In the next section, we’ll cover adjusting for deferred and accrued revenues, and then deferred and accrued expenses, as well as other kinds of adjusting journal entries that we may need to get our basic bookkeeping records to comply with Generally Accepted Accounting Principles (GAAP) so we can produce our financial statements.

As a seasoned accounting professional with years of hands-on experience in financial management and a deep understanding of accounting principles, I'm here to shed light on the concepts of deferrals and accruals.
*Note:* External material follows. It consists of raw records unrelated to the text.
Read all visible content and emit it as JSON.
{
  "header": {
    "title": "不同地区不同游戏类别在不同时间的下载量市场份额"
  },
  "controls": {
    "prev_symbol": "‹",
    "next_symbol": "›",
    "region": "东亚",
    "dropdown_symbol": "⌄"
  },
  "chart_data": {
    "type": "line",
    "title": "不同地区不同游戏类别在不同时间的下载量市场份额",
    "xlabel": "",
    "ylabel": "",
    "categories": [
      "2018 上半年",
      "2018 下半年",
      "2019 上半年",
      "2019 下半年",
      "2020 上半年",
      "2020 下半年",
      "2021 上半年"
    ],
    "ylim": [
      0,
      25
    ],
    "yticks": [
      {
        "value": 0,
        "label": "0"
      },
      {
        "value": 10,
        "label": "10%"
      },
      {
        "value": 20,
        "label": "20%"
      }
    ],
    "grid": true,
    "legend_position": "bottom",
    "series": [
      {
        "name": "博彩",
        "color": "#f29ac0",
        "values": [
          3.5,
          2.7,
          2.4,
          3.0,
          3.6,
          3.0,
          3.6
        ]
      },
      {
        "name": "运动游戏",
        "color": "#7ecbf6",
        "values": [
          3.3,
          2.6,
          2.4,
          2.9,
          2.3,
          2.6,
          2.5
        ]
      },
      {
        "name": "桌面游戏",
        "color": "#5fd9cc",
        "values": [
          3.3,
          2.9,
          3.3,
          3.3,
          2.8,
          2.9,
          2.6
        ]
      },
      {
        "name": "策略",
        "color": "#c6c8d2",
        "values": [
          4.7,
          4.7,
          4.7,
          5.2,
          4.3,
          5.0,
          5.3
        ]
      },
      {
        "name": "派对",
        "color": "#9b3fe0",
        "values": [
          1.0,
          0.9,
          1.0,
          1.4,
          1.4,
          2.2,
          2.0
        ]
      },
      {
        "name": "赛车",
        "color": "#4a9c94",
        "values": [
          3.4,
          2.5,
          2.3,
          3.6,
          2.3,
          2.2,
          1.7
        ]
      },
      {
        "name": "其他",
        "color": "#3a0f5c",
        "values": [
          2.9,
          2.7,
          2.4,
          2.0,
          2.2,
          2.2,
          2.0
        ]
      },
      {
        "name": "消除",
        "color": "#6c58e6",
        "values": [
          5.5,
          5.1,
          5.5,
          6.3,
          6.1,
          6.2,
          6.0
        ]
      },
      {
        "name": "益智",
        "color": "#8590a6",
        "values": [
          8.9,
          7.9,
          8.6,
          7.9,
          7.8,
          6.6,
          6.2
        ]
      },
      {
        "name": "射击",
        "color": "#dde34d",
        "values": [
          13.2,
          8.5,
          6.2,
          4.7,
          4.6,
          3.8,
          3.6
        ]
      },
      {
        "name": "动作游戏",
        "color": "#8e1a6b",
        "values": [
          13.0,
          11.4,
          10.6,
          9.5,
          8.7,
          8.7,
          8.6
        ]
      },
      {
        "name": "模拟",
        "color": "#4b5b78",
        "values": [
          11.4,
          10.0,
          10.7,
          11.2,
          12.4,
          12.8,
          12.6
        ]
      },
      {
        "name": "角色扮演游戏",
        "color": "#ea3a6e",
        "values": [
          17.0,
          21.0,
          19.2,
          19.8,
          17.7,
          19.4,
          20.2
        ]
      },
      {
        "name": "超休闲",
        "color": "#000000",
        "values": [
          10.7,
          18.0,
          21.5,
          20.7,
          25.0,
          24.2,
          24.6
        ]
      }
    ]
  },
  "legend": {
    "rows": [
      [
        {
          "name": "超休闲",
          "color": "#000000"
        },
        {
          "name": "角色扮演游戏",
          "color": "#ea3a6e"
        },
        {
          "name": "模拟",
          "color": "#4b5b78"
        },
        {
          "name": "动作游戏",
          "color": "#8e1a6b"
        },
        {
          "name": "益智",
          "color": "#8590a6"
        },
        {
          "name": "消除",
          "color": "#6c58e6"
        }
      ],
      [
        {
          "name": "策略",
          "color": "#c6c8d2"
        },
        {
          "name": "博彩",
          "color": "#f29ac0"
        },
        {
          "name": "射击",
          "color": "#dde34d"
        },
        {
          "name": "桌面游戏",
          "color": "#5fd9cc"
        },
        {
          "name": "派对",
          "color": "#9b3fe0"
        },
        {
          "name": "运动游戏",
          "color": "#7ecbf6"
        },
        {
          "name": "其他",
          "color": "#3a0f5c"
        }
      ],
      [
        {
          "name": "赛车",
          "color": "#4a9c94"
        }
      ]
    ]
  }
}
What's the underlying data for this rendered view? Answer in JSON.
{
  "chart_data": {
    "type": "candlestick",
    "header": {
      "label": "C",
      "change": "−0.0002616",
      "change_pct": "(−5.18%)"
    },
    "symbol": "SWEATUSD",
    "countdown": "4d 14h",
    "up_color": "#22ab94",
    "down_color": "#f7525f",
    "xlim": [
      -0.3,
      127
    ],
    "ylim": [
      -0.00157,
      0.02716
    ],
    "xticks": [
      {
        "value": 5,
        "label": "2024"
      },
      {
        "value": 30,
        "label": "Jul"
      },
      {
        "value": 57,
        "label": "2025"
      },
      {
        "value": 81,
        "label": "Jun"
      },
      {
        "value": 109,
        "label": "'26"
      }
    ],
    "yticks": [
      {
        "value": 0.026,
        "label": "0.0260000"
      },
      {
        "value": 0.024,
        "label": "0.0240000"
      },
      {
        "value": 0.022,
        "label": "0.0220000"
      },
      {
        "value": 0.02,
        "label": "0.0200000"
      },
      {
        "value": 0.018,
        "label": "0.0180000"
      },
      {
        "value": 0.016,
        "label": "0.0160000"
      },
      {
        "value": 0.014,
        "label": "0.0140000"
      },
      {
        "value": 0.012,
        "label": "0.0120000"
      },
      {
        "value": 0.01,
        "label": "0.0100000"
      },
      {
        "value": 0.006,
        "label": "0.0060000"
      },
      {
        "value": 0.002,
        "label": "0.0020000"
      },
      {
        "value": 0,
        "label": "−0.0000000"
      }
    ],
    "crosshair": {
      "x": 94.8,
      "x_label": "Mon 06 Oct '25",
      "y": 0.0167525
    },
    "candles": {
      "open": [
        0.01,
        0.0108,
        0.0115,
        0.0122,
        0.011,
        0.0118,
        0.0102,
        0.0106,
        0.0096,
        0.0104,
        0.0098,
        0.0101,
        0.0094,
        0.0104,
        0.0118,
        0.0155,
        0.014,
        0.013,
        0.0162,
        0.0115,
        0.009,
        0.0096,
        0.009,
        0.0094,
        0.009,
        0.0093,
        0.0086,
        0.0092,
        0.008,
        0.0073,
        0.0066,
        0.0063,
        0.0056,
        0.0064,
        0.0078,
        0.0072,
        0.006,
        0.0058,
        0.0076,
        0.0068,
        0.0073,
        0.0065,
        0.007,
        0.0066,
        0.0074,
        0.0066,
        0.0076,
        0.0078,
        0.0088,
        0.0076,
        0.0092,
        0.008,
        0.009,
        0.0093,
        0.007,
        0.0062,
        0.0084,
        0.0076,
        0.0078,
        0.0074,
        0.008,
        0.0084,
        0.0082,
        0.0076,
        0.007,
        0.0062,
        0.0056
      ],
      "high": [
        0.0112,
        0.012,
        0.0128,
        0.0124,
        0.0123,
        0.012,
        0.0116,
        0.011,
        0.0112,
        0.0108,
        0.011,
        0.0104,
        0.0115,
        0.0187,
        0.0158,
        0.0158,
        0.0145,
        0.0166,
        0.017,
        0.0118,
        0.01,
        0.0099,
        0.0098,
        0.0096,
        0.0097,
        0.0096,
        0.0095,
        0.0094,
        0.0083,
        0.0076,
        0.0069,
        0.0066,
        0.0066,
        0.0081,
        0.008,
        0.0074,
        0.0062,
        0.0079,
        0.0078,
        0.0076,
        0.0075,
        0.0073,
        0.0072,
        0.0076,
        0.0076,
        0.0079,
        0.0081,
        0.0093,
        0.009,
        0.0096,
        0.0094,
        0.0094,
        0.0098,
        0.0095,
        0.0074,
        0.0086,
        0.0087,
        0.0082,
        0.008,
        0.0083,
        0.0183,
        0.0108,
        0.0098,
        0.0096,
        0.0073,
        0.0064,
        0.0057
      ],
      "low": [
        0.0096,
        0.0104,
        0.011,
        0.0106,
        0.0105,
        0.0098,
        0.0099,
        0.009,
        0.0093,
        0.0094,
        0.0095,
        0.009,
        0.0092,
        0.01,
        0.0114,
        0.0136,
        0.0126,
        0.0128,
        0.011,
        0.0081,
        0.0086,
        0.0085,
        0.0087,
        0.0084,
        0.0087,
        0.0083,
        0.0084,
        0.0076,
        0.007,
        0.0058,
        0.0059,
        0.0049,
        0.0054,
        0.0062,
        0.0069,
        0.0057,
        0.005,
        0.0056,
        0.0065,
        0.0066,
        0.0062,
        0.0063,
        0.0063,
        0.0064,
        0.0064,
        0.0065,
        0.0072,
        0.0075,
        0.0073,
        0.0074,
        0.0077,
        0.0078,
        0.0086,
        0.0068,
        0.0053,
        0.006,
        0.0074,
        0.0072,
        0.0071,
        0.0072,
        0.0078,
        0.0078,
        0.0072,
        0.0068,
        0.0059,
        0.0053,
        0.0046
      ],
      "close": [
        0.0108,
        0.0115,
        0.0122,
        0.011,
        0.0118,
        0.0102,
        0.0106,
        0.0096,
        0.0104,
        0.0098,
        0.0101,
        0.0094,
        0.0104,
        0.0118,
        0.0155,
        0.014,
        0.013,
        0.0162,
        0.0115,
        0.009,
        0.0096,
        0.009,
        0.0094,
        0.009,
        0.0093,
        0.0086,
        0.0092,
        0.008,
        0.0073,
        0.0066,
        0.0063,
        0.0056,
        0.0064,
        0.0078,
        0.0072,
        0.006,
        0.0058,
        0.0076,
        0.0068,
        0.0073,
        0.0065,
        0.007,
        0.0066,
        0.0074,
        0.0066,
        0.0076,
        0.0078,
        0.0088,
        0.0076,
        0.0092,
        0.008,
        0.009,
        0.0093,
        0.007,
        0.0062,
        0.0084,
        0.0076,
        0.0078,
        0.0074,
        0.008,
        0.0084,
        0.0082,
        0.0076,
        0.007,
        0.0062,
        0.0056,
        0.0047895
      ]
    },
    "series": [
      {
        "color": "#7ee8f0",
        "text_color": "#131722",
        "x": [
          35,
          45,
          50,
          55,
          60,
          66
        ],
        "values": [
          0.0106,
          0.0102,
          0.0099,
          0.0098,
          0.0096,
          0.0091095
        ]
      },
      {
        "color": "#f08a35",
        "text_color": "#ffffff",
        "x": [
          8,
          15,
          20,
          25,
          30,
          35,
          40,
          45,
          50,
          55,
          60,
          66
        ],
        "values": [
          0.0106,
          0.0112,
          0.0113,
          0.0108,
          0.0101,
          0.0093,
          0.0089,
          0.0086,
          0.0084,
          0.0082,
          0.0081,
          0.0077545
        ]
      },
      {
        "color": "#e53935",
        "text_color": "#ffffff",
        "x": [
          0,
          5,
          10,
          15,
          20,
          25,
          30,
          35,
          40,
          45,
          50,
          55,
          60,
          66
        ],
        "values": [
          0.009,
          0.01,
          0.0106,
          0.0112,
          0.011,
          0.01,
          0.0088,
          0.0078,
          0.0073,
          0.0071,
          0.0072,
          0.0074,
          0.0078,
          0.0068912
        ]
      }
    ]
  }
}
My expertise extends beyond theoretical knowledge—I have actively implemented these concepts in various real-world scenarios, ensuring accurate financial reporting and compliance with Generally Accepted Accounting Principles (GAAP).

Now, let's delve into the essential concepts presented in the provided article:

  1. Deferrals and Accruals:

    • Definition: In accounting, deferrals and accruals are two categories used to classify adjustments.
    • Opposite Nature: They are opposites; deferrals involve putting off an item to a later date, while accruals involve adding an item to the books.
  2. Accrual of Revenue:

    • Scenario: When revenue is earned before the corresponding cash is received.
    • Accounting Treatment: Accrue the revenue, treating it as an asset (usually accounts receivable).
  3. Deferral of Revenue:

    • Scenario: When cash is received before revenue is earned.
    • Accounting Treatment: Defer recognition of the revenue, treating it as a liability (deferred revenue).
  4. Accrual of Expenses:

    • Scenario: When expenses have been incurred but not yet recorded.
    • Accounting Treatment: Accrue the expense, treating it as a liability.
  5. Deferral of Expenses:

    • Scenario: When expenses are paid in advance, like an annual insurance premium.
    • Accounting Treatment: Defer recognition of the expense, treating it as an asset.
  6. Examples of Accrued Revenue and Expenses:

    • Accrued Revenue Example: Work done at the end of the year, but revenue not recorded.
    • Accrued Expense Example: Employee work in the last week of the year, with payment in the next year.
  7. Adjusting Entries:

    • Purpose: Adjusting entries are used to correct errors or material misstatements.
    • Non-Classifiable Entries: Some entries may not fit neatly into deferral or accrual categories.
  8. Additional Adjusting Entries:

    • Interest Expense Example: Adjusting for interest expense based on the time a note is outstanding during the accounting period.

In the upcoming section, the article promises to cover adjusting for deferred and accrued revenues, as well as deferred and accrued expenses. Additionally, it will address other types of adjusting journal entries necessary for compliance with GAAP and the production of accurate financial statements.

Feel free to ask if you have any specific questions or if you'd like further clarification on any aspect of deferrals, accruals, or adjusting entries.